There are a lot of fun jobs in the Royal New Zealand Navy, but exploring shipwrecks that might still have gold in them has to be near the top of the list. Last month HMNZS Matataua’s divers and hydrographers got to grips with the complex technology.

27 May, 2022

Over the past month, personnel from HMNZS Matataua have been training on one of HMNZS Manawanui’s capabilities – the Saab Seaeye Cougar XT, the Dive Hydrographic vessel’s remotely operated vehicle (ROV). This capability, permanently housed within Manawanui and launched from its own side door in the hull, is a vehicle equipped with high-definition cameras, sonar, high precision acoustic positioning (HiPAP) beacons and a tooling skid with manipulator arms. 

The ROV’s underwater operations include surveying shipwrecks and the seabed, placing beacons as reference points for Manawanui’s Dynamic Position (DP) and interacting with the crane to lift objects off the seabed. 

Crane and load tests are conducted prior to launching the ROV.

All of the footage and data captured by the ROV is analysed real-time and recorded by a suite of computers and screens located in the mission processing room (MPR) aboard Manawanui.

Sailors are taught basic positioning awareness and how that relates to ROV operations, operator-level ROV maintenance, the operation of the launch and recovery system (LARS), navigating shipwrecks and risks involved, use of the tooling skid, and how to pilot/co-pilot an ROV as part of a team. 

It means long hours sitting in the pilot seat, and fine motor skills are needed. Slowly bringing power to the vehicle’s thrusters and waiting for the right response is key to smooth flying. 

Floating over the surface of RMS Niagara.

A highlight last month was the opportunity to ‘fly’ the ROV around the RMS Niagara, sunk by a German mine in 1940 and lying at a depth of 110 metres near Northland’s Bream Head. She had eight tonnes of gold on board when she sunk, and five bars of gold are reputed to have never been recovered. 

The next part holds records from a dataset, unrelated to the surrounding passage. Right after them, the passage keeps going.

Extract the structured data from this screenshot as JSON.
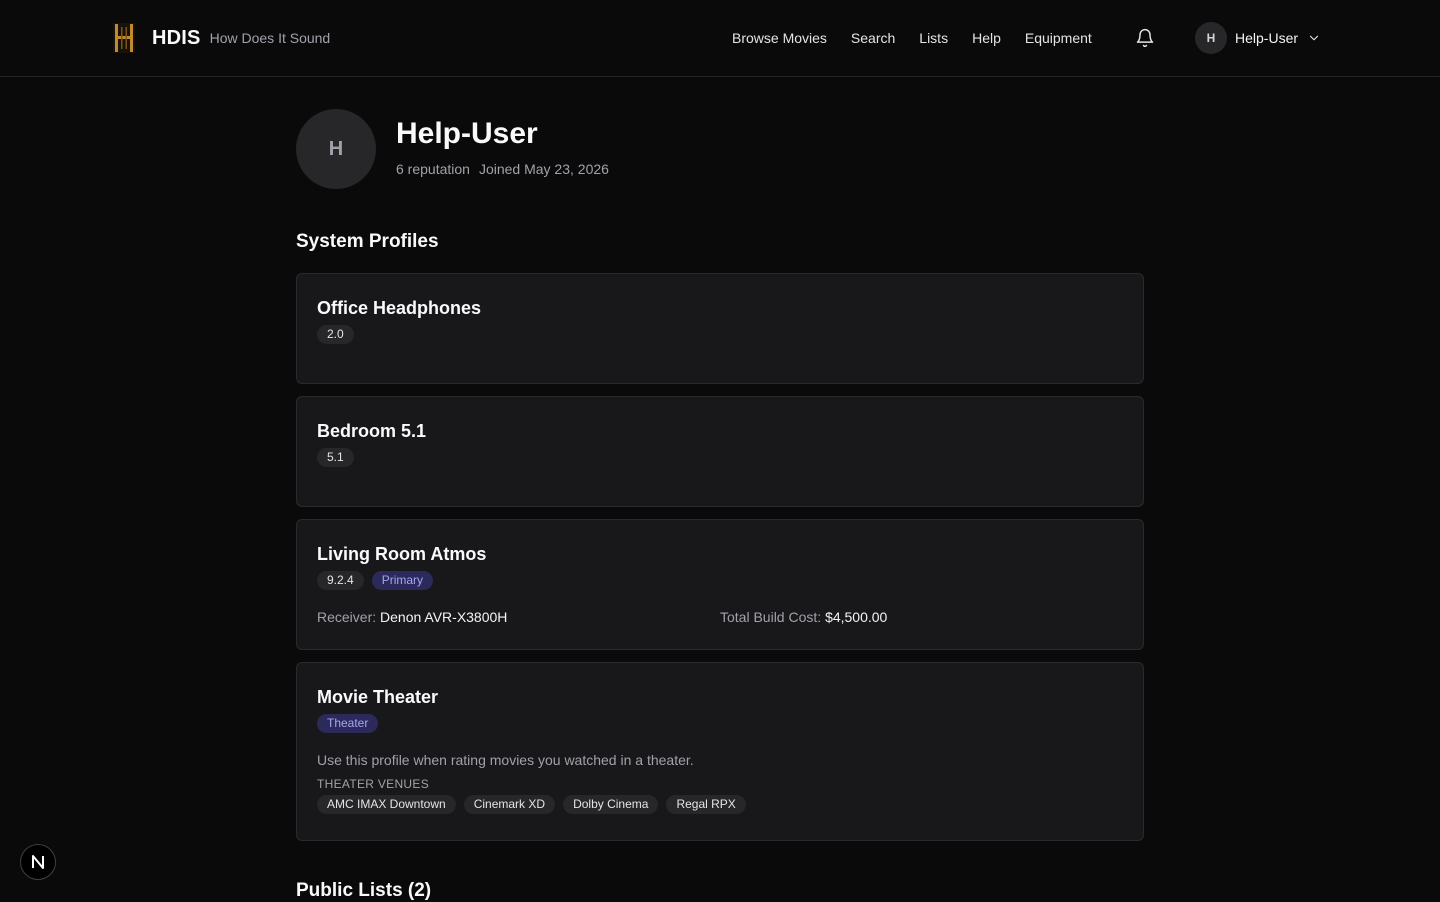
{
  "header": {
    "brand_name": "HDIS",
    "brand_tagline": "How Does It Sound",
    "nav": [
      {
        "label": "Browse Movies"
      },
      {
        "label": "Search"
      },
      {
        "label": "Lists"
      },
      {
        "label": "Help"
      },
      {
        "label": "Equipment"
      }
    ],
    "notifications_icon": "bell-icon",
    "user": {
      "initial": "H",
      "name": "Help-User",
      "menu_icon": "chevron-down-icon"
    }
  },
  "profile": {
    "initial": "H",
    "name": "Help-User",
    "reputation": "6 reputation",
    "joined": "Joined May 23, 2026"
  },
  "system_profiles": {
    "title": "System Profiles",
    "items": [
      {
        "name": "Office Headphones",
        "badges": [
          "2.0"
        ]
      },
      {
        "name": "Bedroom 5.1",
        "badges": [
          "5.1"
        ]
      },
      {
        "name": "Living Room Atmos",
        "badges": [
          "9.2.4",
          "Primary"
        ],
        "receiver_label": "Receiver:",
        "receiver_value": "Denon AVR-X3800H",
        "cost_label": "Total Build Cost:",
        "cost_value": "$4,500.00"
      },
      {
        "name": "Movie Theater",
        "badges": [
          "Theater"
        ],
        "description": "Use this profile when rating movies you watched in a theater.",
        "venues_label": "THEATER VENUES",
        "venues": [
          "AMC IMAX Downtown",
          "Cinemark XD",
          "Dolby Cinema",
          "Regal RPX"
        ]
      }
    ]
  },
  "public_lists": {
    "title": "Public Lists (2)"
  },
  "colors": {
    "background": "#0a0a0b",
    "card": "#18181b",
    "accent_badge": "#2b2a5a",
    "accent_text": "#a5a6f6"
  },
  "dev_badge": {
    "label": "N"
  }
}
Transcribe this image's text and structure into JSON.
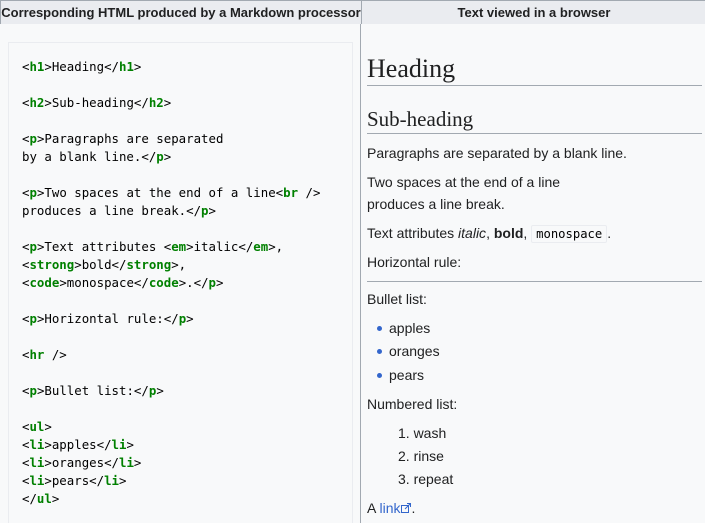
{
  "headers": {
    "left": "Corresponding HTML produced by a Markdown processor",
    "right": "Text viewed in a browser"
  },
  "code_lines": [
    [
      [
        "t",
        "<"
      ],
      [
        "g",
        "h1"
      ],
      [
        "t",
        ">Heading</"
      ],
      [
        "g",
        "h1"
      ],
      [
        "t",
        ">"
      ]
    ],
    [],
    [
      [
        "t",
        "<"
      ],
      [
        "g",
        "h2"
      ],
      [
        "t",
        ">Sub-heading</"
      ],
      [
        "g",
        "h2"
      ],
      [
        "t",
        ">"
      ]
    ],
    [],
    [
      [
        "t",
        "<"
      ],
      [
        "g",
        "p"
      ],
      [
        "t",
        ">Paragraphs are separated"
      ]
    ],
    [
      [
        "t",
        "by a blank line.</"
      ],
      [
        "g",
        "p"
      ],
      [
        "t",
        ">"
      ]
    ],
    [],
    [
      [
        "t",
        "<"
      ],
      [
        "g",
        "p"
      ],
      [
        "t",
        ">Two spaces at the end of a line<"
      ],
      [
        "g",
        "br"
      ],
      [
        "t",
        " />"
      ]
    ],
    [
      [
        "t",
        "produces a line break.</"
      ],
      [
        "g",
        "p"
      ],
      [
        "t",
        ">"
      ]
    ],
    [],
    [
      [
        "t",
        "<"
      ],
      [
        "g",
        "p"
      ],
      [
        "t",
        ">Text attributes <"
      ],
      [
        "g",
        "em"
      ],
      [
        "t",
        ">italic</"
      ],
      [
        "g",
        "em"
      ],
      [
        "t",
        ">,"
      ]
    ],
    [
      [
        "t",
        "<"
      ],
      [
        "g",
        "strong"
      ],
      [
        "t",
        ">bold</"
      ],
      [
        "g",
        "strong"
      ],
      [
        "t",
        ">,"
      ]
    ],
    [
      [
        "t",
        "<"
      ],
      [
        "g",
        "code"
      ],
      [
        "t",
        ">monospace</"
      ],
      [
        "g",
        "code"
      ],
      [
        "t",
        ">.</"
      ],
      [
        "g",
        "p"
      ],
      [
        "t",
        ">"
      ]
    ],
    [],
    [
      [
        "t",
        "<"
      ],
      [
        "g",
        "p"
      ],
      [
        "t",
        ">Horizontal rule:</"
      ],
      [
        "g",
        "p"
      ],
      [
        "t",
        ">"
      ]
    ],
    [],
    [
      [
        "t",
        "<"
      ],
      [
        "g",
        "hr"
      ],
      [
        "t",
        " />"
      ]
    ],
    [],
    [
      [
        "t",
        "<"
      ],
      [
        "g",
        "p"
      ],
      [
        "t",
        ">Bullet list:</"
      ],
      [
        "g",
        "p"
      ],
      [
        "t",
        ">"
      ]
    ],
    [],
    [
      [
        "t",
        "<"
      ],
      [
        "g",
        "ul"
      ],
      [
        "t",
        ">"
      ]
    ],
    [
      [
        "t",
        "<"
      ],
      [
        "g",
        "li"
      ],
      [
        "t",
        ">apples</"
      ],
      [
        "g",
        "li"
      ],
      [
        "t",
        ">"
      ]
    ],
    [
      [
        "t",
        "<"
      ],
      [
        "g",
        "li"
      ],
      [
        "t",
        ">oranges</"
      ],
      [
        "g",
        "li"
      ],
      [
        "t",
        ">"
      ]
    ],
    [
      [
        "t",
        "<"
      ],
      [
        "g",
        "li"
      ],
      [
        "t",
        ">pears</"
      ],
      [
        "g",
        "li"
      ],
      [
        "t",
        ">"
      ]
    ],
    [
      [
        "t",
        "</"
      ],
      [
        "g",
        "ul"
      ],
      [
        "t",
        ">"
      ]
    ]
  ],
  "rendered": {
    "heading": "Heading",
    "subheading": "Sub-heading",
    "para1": "Paragraphs are separated by a blank line.",
    "para2_line1": "Two spaces at the end of a line",
    "para2_line2": "produces a line break.",
    "attr_prefix": "Text attributes ",
    "italic": "italic",
    "comma1": ", ",
    "bold": "bold",
    "comma2": ", ",
    "monospace": "monospace",
    "period": ".",
    "hr_label": "Horizontal rule:",
    "bullet_label": "Bullet list:",
    "bullets": [
      "apples",
      "oranges",
      "pears"
    ],
    "numbered_label": "Numbered list:",
    "numbered": [
      "1. wash",
      "2. rinse",
      "3. repeat"
    ],
    "link_prefix": "A ",
    "link_text": "link",
    "link_suffix": ".",
    "link_color": "#3366cc",
    "tag_color": "#008000"
  }
}
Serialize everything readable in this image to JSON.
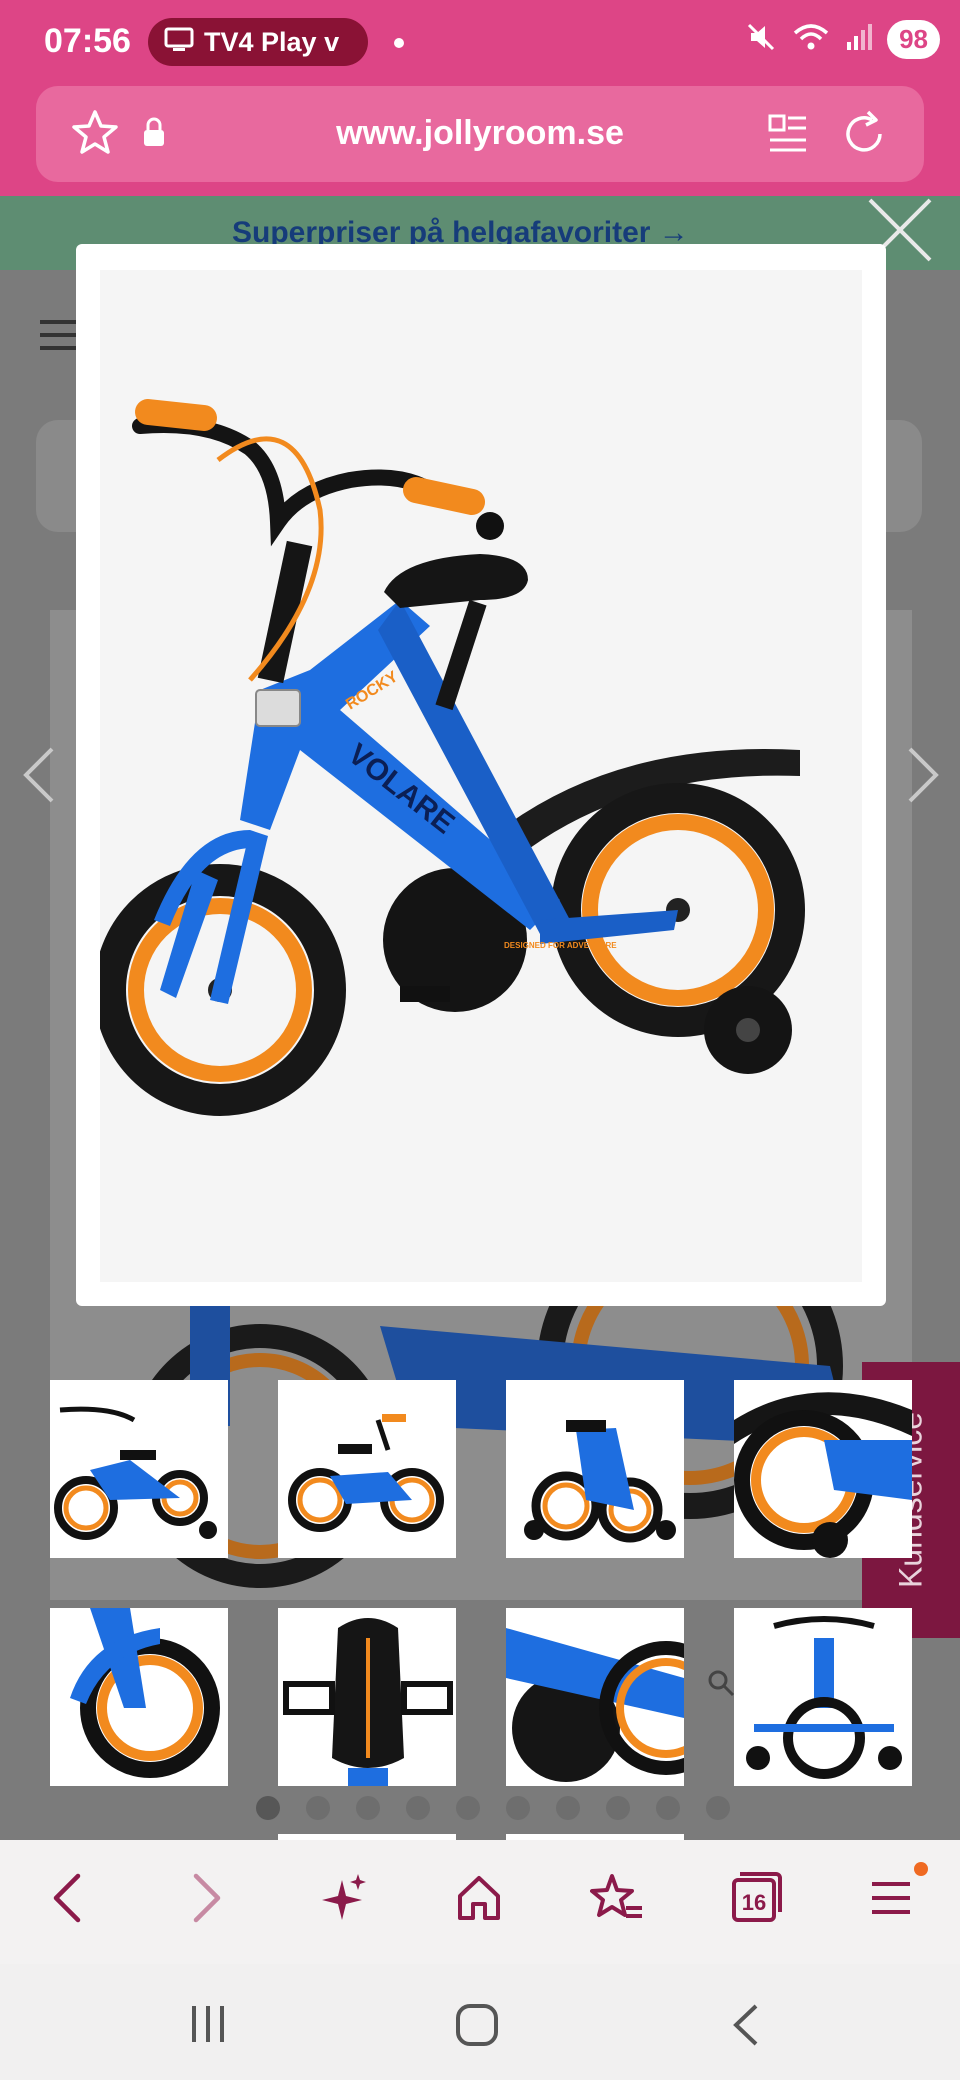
{
  "status_bar": {
    "time": "07:56",
    "tv_chip_label": "TV4 Play v",
    "battery": "98"
  },
  "url_bar": {
    "url": "www.jollyroom.se"
  },
  "page": {
    "promo_text": "Superpriser på helgafavoriter →",
    "kundservice_label": "Kundservice"
  },
  "modal": {
    "bike": {
      "brand": "VOLARE",
      "model": "ROCKY",
      "chainguard_text": "DESIGNED FOR ADVENTURE"
    }
  },
  "gallery": {
    "thumb_count": 8,
    "dot_count": 10,
    "active_dot": 0
  },
  "bottom_toolbar": {
    "tab_count": "16"
  },
  "colors": {
    "brand_pink": "#dd4586",
    "url_bar_pink": "#e8699e",
    "accent_maroon": "#8a1235",
    "promo_green": "#5e8d72",
    "bike_blue": "#1e6ee0",
    "bike_orange": "#f28a1e",
    "toolbar_icon": "#8b1a4a",
    "notification_dot": "#ef6a22"
  }
}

The Manawanui team was able to provide the Whangarei harbour master and Maritime New Zealand with an updated survey of the condition of the wreck, which may still hold a decent amount of heavy fuel oil. 

A modern wreck – MV Rena – was used to work the skills of Military Hydrographic Group Team 1, embarked on board HMNZS Manawanui to train on the ship’s Multi-beam Echo Sounder (MBES) and rapidCAST computer system. Rena, a container ship, grounded and broke apart on Astrolabe Reef near Tauranga in 2011. 

The propeller of MV Rena.

MBES uses sound waves to scan and survey the seabed, producing a picture that can be used to identify objects on the seabed. It is also used to record the depths of the seabed and the data can then be processed to produce navigational charts. 

RapidCAST is used in conjunction with the MBES by recording how the speed of sound and water temperature changes throughout the water column from the surface to the sea bed. 

But there’s at least one capability that is purely ship’s company – Manawanui’s 100-tonne offshore crane, with the ship growing a pool of operators trained to use it.